In a letter to Justice Minister Ayelet Shaked and President Reuven Rivlin, Meir Indor, who chairs the Almagor Terror Victims Association, called for Olmert to stand trial for his "act of betrayal" of "standing alongside Abu Mazen and the PA, who fund terrorists and their families and incite to terrorism."
Indor said that at the very least, Olmert, who served 16 months out of a 27-month sentence for fraud and bribery, should be sent back to prison.
"It now turns out that his early release from prison, on the grounds that he was ill, was a misrepresentation," Indor said. "The president, who pardoned him from the [parole] restrictions imposed on him, must rescind the decision that allowed him to travel abroad and waived the requirement that he show up at the police station twice a week as a released prisoner."
Deputy Minister for Public Diplomacy at the Prime Minister's Office Michael Oren, of the Kulanu party, said Olmert's controversial actions were comparable to those of former U.S. Secretary of State John Kerry, who has garnered criticism for meeting with Iran's Foreign Minister Mohammad Zarif without the approval of the U.S. administration.
Citing the Logan Act, which prohibits U.S. citizens from meeting with foreign leaders without the approval of diplomatic officials, Oren called Olmert's conduct vis-a-vis "Holocaust denier" Abbas "a blatant violation of democracy" on Twitter. He said the State of Israel needed its own version of the Logan Act.
Speaking to reporters following a meeting with French President Emmanuel Macron in Paris, Friday, Abbas said Ramallah was ready for talks with Israel.
"Now we say that we are ready for any confidential or public talks, the mediator will be the international Quartet plus other countries. We welcome any European or Arab countries," Abbas said.
U.S. National Security Adviser John Bolton said earlier this month that the Palestinian de facto embassy in Washington was being shut because the PLO hadn't taken steps toward negotiations.
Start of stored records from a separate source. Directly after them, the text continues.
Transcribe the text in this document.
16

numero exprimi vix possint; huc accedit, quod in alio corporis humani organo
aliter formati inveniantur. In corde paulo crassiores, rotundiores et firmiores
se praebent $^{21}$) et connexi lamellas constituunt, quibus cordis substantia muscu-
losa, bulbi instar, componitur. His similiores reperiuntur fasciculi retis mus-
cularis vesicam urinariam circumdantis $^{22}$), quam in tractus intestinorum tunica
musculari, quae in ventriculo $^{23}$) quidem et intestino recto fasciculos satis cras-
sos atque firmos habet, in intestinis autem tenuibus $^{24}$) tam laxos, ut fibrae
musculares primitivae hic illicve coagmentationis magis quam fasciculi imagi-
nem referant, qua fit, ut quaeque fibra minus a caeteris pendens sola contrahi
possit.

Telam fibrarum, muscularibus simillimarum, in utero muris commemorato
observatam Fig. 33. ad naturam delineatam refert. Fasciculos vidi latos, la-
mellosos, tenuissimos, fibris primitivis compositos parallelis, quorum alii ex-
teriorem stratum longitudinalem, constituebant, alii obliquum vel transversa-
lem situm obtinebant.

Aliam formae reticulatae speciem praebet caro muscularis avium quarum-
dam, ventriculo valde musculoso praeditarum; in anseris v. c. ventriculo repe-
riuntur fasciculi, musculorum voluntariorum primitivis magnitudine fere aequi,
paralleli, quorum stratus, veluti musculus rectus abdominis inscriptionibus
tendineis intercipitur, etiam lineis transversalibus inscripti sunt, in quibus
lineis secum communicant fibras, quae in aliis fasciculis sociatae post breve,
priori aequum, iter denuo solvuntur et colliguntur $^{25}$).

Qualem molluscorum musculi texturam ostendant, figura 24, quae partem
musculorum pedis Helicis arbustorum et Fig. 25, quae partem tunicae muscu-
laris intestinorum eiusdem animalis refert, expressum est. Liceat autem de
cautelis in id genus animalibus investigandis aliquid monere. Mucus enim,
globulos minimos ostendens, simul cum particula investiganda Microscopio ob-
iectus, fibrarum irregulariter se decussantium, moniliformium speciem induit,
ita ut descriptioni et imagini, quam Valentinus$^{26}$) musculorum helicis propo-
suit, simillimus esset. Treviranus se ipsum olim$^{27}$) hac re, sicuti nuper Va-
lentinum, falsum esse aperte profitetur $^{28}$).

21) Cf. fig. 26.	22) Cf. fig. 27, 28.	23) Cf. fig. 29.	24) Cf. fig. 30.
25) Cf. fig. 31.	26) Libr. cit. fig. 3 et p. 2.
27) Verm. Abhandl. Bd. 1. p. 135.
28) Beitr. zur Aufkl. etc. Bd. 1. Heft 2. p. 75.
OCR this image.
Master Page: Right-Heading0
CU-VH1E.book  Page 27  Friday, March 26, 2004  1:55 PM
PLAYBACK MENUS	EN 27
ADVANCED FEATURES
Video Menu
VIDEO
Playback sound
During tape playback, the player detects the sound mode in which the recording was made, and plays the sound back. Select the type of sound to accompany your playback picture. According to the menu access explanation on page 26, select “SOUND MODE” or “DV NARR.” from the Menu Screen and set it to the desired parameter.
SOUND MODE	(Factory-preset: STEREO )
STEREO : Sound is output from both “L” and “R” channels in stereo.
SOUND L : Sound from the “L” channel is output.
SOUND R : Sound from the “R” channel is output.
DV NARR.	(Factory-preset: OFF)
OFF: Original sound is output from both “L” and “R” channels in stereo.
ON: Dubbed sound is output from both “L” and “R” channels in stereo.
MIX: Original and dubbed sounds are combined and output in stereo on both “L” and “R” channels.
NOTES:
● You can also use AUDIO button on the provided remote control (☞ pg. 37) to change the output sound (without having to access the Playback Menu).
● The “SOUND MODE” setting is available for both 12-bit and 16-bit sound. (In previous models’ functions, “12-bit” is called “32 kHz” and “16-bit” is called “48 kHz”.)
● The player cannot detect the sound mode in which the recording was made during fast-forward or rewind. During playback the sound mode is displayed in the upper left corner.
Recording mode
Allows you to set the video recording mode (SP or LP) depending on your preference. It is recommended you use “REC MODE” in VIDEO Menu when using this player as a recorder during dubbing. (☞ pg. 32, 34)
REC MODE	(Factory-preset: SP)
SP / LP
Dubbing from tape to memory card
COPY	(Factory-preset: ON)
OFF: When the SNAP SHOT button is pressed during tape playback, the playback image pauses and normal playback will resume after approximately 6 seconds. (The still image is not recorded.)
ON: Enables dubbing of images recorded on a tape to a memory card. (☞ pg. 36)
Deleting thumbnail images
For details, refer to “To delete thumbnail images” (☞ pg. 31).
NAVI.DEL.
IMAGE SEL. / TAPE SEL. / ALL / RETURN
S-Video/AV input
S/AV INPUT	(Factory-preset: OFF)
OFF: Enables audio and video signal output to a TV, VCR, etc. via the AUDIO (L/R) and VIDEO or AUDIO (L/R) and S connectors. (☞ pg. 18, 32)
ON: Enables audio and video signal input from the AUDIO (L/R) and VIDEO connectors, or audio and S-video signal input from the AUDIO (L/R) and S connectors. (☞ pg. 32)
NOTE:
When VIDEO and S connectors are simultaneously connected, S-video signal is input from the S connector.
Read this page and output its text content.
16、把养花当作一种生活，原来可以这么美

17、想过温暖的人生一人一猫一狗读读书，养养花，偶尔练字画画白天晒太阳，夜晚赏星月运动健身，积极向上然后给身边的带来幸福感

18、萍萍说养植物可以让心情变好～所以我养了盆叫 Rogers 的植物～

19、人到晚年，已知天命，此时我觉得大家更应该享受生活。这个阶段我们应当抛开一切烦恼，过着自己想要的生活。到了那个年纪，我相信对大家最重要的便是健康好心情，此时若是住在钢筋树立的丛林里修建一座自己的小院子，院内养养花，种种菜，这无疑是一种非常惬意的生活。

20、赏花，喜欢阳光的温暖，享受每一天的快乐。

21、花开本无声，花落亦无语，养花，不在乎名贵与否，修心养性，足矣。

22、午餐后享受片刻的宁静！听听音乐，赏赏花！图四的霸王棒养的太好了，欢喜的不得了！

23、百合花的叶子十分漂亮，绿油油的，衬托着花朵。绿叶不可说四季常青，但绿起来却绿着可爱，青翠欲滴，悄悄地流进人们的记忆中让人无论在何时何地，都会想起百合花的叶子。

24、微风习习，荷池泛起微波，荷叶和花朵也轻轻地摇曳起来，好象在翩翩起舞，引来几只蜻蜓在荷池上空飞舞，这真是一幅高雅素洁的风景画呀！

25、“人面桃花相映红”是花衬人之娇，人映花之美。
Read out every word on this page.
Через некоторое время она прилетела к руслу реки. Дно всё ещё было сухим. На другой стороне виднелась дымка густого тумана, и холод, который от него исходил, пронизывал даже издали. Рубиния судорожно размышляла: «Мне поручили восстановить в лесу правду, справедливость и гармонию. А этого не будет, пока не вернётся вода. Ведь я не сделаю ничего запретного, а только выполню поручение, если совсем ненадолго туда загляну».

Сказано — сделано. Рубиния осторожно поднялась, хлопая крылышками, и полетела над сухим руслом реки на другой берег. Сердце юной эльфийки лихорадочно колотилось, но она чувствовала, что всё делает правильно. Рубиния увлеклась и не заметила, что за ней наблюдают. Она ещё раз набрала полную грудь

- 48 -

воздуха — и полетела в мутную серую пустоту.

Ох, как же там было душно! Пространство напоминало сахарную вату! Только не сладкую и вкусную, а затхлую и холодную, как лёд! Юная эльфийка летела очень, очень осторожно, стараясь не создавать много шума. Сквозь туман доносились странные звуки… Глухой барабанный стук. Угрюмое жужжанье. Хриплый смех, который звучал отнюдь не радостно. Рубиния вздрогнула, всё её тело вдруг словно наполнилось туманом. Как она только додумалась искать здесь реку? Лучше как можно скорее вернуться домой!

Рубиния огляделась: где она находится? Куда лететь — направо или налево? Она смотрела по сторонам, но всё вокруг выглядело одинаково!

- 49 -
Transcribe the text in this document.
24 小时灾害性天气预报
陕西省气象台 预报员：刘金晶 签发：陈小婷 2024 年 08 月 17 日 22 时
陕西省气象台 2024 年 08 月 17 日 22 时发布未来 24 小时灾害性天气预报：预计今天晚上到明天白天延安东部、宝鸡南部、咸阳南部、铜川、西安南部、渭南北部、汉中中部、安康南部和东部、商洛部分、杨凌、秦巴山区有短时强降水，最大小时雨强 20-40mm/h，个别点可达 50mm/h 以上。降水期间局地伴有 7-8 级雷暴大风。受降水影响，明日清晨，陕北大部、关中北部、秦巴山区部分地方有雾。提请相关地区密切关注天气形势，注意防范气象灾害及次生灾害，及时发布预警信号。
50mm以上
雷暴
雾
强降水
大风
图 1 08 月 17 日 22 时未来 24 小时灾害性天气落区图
Abbas said, "We have stated our stances related to the negotiations that we have not rejected, not once. Usually, the Israelis say the Palestinians refuse the talks. I challenge them to show us, once we were invited to confidential or public [talks] in any country and [to show] we reject it. The rejection was always from [Prime Minister Benjamin] Netanyahu."
Abbas told reporters that he expected Macron to pass on the Palestinian stance to U.S. President Donald Trump when they meet on the sidelines of the United Nations General assembly in New York later this month.
A senior Palestinian official accompanying Abbas on his Paris trip told Israel Hayom that the PA leader had angered the French when he declined Macron's offer to present a peace plan that would see Paris replace Washington as mediator of Israeli-Palestinian negotiations.
Abbas also said, "The Europeans are working seriously to substitute and fill the American [funding] gap" after the Trump administration canceled over $200 million in aid for Palestinian projects.
The U.S. made the decision to cut funding comes in response to Ramallah's announcement it would boycott U.S.-led peace efforts following Trump's decision to recognize Jerusalem as Israel's capital and move the embassy there, reversing decades of U.S. policy.